Here are five recommended and fairly easy changes that I plan to implement as soon as possible.

  • Make my buy links into buttons and move them into positions of prominence. “We love to push buttons.”
  • Install Google Analytical on my website to harvest data. Then I can professionally analyze what works and what doesn’t. What brings people to my site? What do they look at? Where should I put my energy?
  • Edit my profile in Amazon Author Central, taking advantage of the 4,000 characters allowed. If I don’t have enough to say about myself, include reviews or influences.
  • Make bold the info “above the fold,” before the “read more.” Do this across platforms.

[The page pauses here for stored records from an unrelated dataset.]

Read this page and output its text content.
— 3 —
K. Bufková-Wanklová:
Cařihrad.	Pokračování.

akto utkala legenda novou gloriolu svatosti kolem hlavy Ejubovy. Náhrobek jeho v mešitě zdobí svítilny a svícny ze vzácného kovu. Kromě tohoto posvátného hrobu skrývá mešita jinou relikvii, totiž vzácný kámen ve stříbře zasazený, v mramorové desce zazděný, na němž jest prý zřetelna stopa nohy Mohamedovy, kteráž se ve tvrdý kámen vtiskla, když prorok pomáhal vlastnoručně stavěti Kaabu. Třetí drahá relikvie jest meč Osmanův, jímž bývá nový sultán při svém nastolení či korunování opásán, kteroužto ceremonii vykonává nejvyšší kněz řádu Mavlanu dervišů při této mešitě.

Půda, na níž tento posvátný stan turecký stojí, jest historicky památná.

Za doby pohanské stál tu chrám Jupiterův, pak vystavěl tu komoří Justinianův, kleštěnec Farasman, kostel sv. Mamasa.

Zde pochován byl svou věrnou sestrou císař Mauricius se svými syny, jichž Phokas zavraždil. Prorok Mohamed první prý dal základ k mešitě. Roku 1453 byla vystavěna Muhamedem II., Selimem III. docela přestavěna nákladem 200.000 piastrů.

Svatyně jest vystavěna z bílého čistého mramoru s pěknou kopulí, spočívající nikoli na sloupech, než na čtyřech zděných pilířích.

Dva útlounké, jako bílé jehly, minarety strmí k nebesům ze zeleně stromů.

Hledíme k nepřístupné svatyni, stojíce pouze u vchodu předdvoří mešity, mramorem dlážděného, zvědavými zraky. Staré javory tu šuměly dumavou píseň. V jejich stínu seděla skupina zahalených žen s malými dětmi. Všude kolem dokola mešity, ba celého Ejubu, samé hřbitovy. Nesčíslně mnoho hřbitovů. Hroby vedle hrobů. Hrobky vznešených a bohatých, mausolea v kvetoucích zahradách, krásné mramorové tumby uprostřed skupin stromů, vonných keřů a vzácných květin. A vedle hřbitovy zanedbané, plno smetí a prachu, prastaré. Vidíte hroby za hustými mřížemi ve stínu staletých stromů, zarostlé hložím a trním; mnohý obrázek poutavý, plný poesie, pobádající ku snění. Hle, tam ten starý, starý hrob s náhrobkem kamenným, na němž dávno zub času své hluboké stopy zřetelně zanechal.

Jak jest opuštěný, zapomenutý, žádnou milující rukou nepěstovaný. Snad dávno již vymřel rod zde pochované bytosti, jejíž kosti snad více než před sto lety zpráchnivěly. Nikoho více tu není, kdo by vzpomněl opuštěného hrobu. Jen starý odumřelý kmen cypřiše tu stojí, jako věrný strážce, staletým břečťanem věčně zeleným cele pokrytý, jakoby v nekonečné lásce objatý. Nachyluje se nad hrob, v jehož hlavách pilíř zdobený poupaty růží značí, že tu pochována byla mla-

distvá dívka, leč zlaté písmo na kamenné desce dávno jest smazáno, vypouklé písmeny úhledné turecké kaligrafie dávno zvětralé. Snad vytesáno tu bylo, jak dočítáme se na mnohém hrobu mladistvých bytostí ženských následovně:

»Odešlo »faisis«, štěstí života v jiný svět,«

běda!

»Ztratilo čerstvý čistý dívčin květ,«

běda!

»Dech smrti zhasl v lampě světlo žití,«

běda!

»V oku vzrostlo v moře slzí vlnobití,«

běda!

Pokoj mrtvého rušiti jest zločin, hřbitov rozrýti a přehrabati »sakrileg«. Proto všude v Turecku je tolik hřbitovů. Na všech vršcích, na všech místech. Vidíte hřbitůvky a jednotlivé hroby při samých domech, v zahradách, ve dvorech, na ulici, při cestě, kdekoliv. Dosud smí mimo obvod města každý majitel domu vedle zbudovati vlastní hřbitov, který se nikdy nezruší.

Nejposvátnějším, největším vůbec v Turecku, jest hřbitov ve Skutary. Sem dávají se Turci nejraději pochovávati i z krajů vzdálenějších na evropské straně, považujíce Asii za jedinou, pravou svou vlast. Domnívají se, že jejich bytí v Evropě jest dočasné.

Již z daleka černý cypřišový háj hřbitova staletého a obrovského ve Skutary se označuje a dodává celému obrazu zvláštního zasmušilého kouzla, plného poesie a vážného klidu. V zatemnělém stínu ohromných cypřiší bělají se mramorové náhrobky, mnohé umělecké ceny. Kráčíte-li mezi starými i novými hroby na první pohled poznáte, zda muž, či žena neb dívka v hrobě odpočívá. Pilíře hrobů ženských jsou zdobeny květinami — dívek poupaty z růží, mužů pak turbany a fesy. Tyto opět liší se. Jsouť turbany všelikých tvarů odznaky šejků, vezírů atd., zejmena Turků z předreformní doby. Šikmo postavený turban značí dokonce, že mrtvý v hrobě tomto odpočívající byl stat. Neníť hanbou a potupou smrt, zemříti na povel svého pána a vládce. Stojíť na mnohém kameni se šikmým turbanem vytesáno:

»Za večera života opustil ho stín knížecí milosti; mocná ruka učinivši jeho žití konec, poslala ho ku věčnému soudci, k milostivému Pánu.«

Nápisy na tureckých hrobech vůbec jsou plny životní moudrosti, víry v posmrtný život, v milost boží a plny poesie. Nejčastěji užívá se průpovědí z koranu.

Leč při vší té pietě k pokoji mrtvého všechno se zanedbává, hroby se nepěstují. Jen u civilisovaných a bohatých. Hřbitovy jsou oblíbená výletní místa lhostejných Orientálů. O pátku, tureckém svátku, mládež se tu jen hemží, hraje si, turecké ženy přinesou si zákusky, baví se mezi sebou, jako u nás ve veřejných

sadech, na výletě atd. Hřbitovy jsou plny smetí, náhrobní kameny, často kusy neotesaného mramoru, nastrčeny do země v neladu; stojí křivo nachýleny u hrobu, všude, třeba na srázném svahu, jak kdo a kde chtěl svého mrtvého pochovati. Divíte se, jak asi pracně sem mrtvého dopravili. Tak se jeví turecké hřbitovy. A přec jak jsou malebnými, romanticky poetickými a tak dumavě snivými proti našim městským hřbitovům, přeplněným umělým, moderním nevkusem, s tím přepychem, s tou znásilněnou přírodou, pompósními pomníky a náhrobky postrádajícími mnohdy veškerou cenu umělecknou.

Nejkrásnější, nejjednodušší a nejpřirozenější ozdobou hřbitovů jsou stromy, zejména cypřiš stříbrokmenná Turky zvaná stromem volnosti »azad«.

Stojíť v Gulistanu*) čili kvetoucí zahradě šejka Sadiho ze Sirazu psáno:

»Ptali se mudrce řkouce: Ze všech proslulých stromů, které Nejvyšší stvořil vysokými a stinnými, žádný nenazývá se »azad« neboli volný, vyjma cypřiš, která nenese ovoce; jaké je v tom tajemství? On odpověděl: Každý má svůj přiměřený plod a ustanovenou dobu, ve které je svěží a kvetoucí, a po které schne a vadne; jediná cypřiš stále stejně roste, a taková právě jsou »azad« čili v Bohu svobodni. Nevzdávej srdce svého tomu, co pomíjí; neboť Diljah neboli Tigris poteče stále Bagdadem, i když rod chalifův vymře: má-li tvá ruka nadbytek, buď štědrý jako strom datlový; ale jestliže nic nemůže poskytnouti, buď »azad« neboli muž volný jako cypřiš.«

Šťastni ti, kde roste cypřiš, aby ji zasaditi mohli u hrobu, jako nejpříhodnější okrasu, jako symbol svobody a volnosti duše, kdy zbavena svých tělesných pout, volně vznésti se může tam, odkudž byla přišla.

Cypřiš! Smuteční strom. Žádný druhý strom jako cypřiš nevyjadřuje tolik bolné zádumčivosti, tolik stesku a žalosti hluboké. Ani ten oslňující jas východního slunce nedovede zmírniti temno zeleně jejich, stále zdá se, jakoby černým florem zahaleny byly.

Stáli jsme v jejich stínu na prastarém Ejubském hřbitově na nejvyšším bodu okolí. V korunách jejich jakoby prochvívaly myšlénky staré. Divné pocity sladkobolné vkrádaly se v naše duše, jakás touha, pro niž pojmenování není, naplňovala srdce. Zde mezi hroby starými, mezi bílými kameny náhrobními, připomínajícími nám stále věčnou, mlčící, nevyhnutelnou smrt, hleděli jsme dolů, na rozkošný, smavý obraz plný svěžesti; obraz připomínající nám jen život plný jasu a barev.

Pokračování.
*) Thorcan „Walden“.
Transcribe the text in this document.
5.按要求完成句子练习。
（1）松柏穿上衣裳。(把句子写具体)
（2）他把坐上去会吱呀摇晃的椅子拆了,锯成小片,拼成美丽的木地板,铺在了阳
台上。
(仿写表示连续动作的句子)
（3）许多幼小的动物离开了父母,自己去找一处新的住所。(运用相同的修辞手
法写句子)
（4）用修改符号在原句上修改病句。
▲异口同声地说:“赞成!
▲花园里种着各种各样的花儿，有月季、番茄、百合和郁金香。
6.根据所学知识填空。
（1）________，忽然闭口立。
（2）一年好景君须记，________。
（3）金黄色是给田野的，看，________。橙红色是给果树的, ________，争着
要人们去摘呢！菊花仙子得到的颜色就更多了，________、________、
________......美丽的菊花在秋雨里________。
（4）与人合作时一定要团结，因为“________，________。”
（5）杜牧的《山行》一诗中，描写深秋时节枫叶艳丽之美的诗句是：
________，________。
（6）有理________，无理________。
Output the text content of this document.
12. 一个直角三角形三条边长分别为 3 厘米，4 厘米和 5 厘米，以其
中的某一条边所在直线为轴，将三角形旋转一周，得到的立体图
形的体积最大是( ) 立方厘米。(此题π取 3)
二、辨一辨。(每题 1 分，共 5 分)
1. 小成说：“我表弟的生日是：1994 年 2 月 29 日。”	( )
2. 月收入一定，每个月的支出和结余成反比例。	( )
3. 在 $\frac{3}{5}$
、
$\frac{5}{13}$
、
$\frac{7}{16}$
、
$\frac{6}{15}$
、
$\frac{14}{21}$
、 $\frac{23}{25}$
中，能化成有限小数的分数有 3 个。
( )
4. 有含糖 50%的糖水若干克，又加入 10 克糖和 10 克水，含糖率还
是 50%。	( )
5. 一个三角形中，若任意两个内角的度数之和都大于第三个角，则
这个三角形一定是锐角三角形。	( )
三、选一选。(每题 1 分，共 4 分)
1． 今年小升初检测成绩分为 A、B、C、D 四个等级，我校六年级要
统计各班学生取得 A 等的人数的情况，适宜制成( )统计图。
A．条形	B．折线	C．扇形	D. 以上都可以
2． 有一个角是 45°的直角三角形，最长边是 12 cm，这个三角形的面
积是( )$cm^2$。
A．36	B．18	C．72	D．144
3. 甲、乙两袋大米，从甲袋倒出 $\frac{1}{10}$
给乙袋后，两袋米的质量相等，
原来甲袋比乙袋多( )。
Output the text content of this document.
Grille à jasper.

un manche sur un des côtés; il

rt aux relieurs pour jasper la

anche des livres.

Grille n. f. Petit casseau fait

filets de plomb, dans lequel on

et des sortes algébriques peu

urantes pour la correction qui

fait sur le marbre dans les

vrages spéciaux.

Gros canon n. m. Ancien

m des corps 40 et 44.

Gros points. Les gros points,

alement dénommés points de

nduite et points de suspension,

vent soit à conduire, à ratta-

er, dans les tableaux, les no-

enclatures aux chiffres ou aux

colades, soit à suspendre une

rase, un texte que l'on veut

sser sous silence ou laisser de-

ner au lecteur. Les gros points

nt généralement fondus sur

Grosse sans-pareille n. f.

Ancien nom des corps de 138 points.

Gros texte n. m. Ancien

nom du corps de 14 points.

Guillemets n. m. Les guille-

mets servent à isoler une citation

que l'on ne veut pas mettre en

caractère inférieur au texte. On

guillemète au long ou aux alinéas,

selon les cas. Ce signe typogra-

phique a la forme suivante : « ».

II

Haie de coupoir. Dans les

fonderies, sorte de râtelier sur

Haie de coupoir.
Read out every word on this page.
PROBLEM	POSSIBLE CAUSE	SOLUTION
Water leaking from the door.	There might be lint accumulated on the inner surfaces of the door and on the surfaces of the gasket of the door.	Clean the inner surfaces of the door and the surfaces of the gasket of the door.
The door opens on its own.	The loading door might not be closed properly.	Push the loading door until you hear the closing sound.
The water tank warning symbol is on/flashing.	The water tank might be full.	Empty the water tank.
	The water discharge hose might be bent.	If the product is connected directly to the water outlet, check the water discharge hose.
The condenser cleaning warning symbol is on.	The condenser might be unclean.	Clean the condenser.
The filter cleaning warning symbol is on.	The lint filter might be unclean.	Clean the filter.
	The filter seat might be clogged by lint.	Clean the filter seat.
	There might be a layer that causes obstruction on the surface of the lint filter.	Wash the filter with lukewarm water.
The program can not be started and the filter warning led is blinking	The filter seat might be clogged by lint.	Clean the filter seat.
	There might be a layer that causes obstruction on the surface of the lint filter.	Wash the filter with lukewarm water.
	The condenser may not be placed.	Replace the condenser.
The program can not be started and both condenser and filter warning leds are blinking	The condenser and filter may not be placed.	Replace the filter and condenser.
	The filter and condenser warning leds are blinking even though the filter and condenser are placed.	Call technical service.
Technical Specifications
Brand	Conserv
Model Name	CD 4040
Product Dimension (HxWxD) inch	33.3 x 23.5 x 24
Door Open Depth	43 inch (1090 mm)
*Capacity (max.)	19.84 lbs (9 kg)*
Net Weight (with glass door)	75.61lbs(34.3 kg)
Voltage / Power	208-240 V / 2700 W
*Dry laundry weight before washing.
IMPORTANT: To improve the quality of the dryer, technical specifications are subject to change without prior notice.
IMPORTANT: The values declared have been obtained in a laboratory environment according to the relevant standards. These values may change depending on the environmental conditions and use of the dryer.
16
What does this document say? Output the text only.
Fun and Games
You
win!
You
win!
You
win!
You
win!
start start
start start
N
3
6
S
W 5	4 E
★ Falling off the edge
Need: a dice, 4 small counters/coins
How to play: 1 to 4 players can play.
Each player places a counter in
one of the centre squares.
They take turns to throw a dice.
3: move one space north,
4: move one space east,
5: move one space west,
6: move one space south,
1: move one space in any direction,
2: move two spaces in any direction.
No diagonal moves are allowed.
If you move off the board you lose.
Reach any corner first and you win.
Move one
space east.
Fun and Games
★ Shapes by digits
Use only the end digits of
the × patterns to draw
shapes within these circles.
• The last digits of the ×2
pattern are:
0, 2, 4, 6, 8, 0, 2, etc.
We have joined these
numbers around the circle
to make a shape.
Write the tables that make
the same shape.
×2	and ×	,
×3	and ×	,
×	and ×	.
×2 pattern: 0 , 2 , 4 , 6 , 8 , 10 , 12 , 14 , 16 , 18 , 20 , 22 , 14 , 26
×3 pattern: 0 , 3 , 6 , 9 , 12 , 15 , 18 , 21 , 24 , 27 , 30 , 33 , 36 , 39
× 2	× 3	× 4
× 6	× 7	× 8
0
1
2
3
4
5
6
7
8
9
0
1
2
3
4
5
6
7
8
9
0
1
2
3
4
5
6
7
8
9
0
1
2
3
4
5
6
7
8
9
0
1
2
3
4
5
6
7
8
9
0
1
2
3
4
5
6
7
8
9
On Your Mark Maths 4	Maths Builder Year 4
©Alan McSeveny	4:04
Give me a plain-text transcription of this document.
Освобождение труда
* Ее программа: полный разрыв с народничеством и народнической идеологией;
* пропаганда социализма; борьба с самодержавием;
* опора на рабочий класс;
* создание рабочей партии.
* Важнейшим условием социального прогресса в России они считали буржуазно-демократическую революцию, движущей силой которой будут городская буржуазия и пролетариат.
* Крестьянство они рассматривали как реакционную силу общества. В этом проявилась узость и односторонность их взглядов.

  • Improve my language. “Language matters.” As if writers don’t know, but amazingly we probably don’t give the idea enough thought when it comes to promotion. For example, see the nice purple button to sign-up for my newsletter? There’s no “enticing” language. For the record, my quarterly newsletter offers 3 R’s: recommendations (of mysteries), release updates, and raffles. I’ve also never conducted Google searches incognito to see what pops up with my name to determine effective tags. I’ve not studied key words in reviews to know, not how I see my books, but how readers perceive them.

With only these five tips, I have plenty of work to do. But as Jane Friedman reassured the audience, a website “is always a work in progress.”